Вот в чём точно масан не нуждался, так это в шуме. А потому гопники просто не успели открыть стрельбу: слишком уж быстро двигался Пётр… Двигался и орудовал выхваченным стилетом. Удар, и тут же — следующий, уже в двух ярдах правее, совсем в другое тело. Удар. Тонкое лезвие не режет — мягко, будто игла, входит в плоть, нежно пронзая сердце и тут же убегая. Два удара, две смерти… Но они ещё не пришли. Два гопника продолжают стоять, недоумённо глядя перед собой. Уже мёртвые, но ещё смотрящие. Два трупа ещё на ногах, а Бруджа уже держит в плотном захвате третьего бандита, самого молодого, которого называли Гунявым. Держит и с наслаждением вдыхает идущий от пищи запах страха, предчувствует бурление крови и аккуратно выпускает иглы…
— Отпусти! — почти плачет гопник.
Иглы прокалывают кожу.
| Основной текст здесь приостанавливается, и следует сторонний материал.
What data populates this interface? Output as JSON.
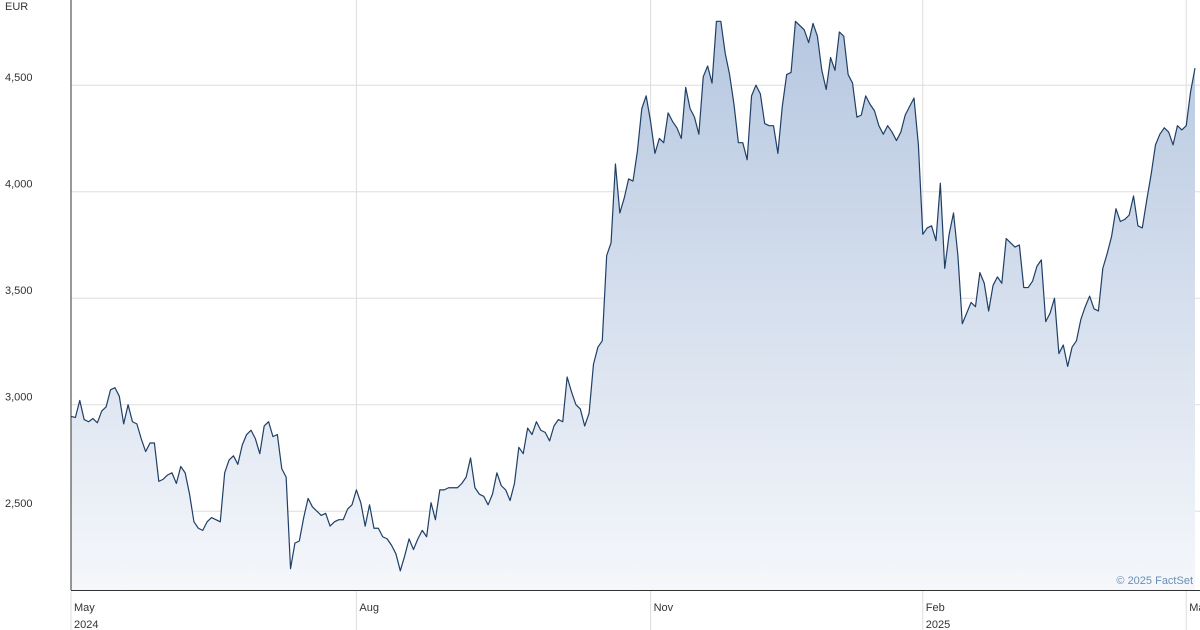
{
  "chart_data": {
    "type": "area",
    "currency_label": "EUR",
    "credit": "© 2025 FactSet",
    "ylim": [
      2130,
      4900
    ],
    "y_ticks": [
      {
        "value": 2500,
        "label": "2,500"
      },
      {
        "value": 3000,
        "label": "3,000"
      },
      {
        "value": 3500,
        "label": "3,500"
      },
      {
        "value": 4000,
        "label": "4,000"
      },
      {
        "value": 4500,
        "label": "4,500"
      }
    ],
    "x_ticks": [
      {
        "index": 0,
        "label": "May",
        "year": "2024"
      },
      {
        "index": 65,
        "label": "Aug",
        "year": ""
      },
      {
        "index": 132,
        "label": "Nov",
        "year": ""
      },
      {
        "index": 194,
        "label": "Feb",
        "year": "2025"
      },
      {
        "index": 254,
        "label": "May",
        "year": ""
      }
    ],
    "grid": true,
    "colors": {
      "line": "#1f3f66",
      "fill_top": "#b6c7e0",
      "fill_bottom": "#f5f7fb",
      "grid": "#dddddd",
      "axis": "#333333"
    },
    "series": [
      {
        "values": [
          2945,
          2940,
          3020,
          2930,
          2920,
          2935,
          2915,
          2970,
          2990,
          3070,
          3080,
          3040,
          2910,
          3000,
          2920,
          2910,
          2840,
          2780,
          2820,
          2820,
          2640,
          2650,
          2670,
          2680,
          2630,
          2710,
          2680,
          2580,
          2450,
          2420,
          2410,
          2450,
          2470,
          2460,
          2450,
          2680,
          2740,
          2760,
          2720,
          2810,
          2860,
          2880,
          2840,
          2770,
          2900,
          2920,
          2850,
          2860,
          2700,
          2660,
          2230,
          2350,
          2360,
          2470,
          2560,
          2520,
          2500,
          2480,
          2490,
          2430,
          2450,
          2460,
          2460,
          2510,
          2530,
          2600,
          2540,
          2430,
          2530,
          2420,
          2420,
          2380,
          2370,
          2340,
          2300,
          2220,
          2290,
          2370,
          2320,
          2370,
          2410,
          2380,
          2540,
          2460,
          2600,
          2600,
          2610,
          2610,
          2610,
          2630,
          2660,
          2750,
          2610,
          2580,
          2570,
          2530,
          2580,
          2680,
          2620,
          2600,
          2550,
          2630,
          2800,
          2770,
          2890,
          2860,
          2920,
          2880,
          2870,
          2830,
          2900,
          2930,
          2920,
          3130,
          3060,
          3000,
          2980,
          2900,
          2960,
          3190,
          3270,
          3300,
          3700,
          3760,
          4130,
          3900,
          3970,
          4060,
          4050,
          4190,
          4390,
          4450,
          4330,
          4180,
          4250,
          4230,
          4370,
          4330,
          4300,
          4250,
          4490,
          4390,
          4350,
          4270,
          4540,
          4590,
          4510,
          4800,
          4800,
          4650,
          4550,
          4410,
          4230,
          4230,
          4150,
          4450,
          4500,
          4460,
          4320,
          4310,
          4310,
          4180,
          4400,
          4550,
          4560,
          4800,
          4780,
          4760,
          4700,
          4790,
          4730,
          4570,
          4480,
          4630,
          4570,
          4750,
          4730,
          4550,
          4510,
          4350,
          4360,
          4450,
          4410,
          4380,
          4310,
          4270,
          4310,
          4280,
          4240,
          4280,
          4360,
          4400,
          4440,
          4220,
          3800,
          3830,
          3840,
          3770,
          4040,
          3640,
          3800,
          3900,
          3700,
          3380,
          3430,
          3480,
          3460,
          3620,
          3570,
          3440,
          3560,
          3600,
          3570,
          3780,
          3760,
          3740,
          3750,
          3550,
          3550,
          3580,
          3650,
          3680,
          3390,
          3430,
          3500,
          3240,
          3280,
          3180,
          3270,
          3300,
          3400,
          3460,
          3510,
          3450,
          3440,
          3640,
          3710,
          3790,
          3920,
          3860,
          3870,
          3890,
          3980,
          3840,
          3830,
          3960,
          4080,
          4220,
          4270,
          4300,
          4280,
          4220,
          4310,
          4290,
          4310,
          4470,
          4580
        ]
      }
    ]
  }
}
Пища издаёт судорожный всхлип или вздох… Бруджа не знал, как правильно называть то, что он слышал почти от каждой жертвы, но ему оно безумно нравилось.
Чужая кровь согрела холодное тело вампира.
«Хорошо…»
С железнодорожных путей донёсся паровозный гудок. Пора.
Пётр небрежно отбросил наполовину высушенного, но всё равно уже мёртвого бандита и прошёл в глубь сквера, к цветочной клумбе, разбитой у будущего памятника Жану-Полю Марату, который должны были воздвигнуть на постаменте, оставшемся от статуи Николая Первого, сброшенной ещё в феврале семнадцатого. Уродливый, ободранный, с вывалившимися кирпичами постамент являлся сейчас тайником, храня в своём чреве четыре армейские фляги — три трофейные, австрийские, и одну довольно-таки забавную, французскую, с вычурным изображением знаменитого парижского шансонье Аристида Бриана, выполненным в стиле ар-нуво. В трёх австрийских кардинал привёз помощников, четвёртую же, вычурную, велел купить для себя.
Масаны могли существовать в виде зыбкого тумана и любили путешествовать в таком виде на короткие расстояния, не привлекая излишнего внимания, невидимые, незнаемые… ну, кому в голову придёт?
Пётр сложил фляги в саквояж, принадлежавший спасённой красотке, и поспешно зашагал к родному учреждению, находившемуся недалеко от сквера. Всё так же, холодно и бесстрастно, мерцали звёзды, и зацепившийся за крышу уисполкома месяц напоминал кривую турецкую саблю.
— А, товарищ Бруджа! — привстав, приветствовал вошедшего дежурный, парень в застиранной добела гимнастёрке с добрым, каким-то глуповато-детским лицом. — Опять в ночь?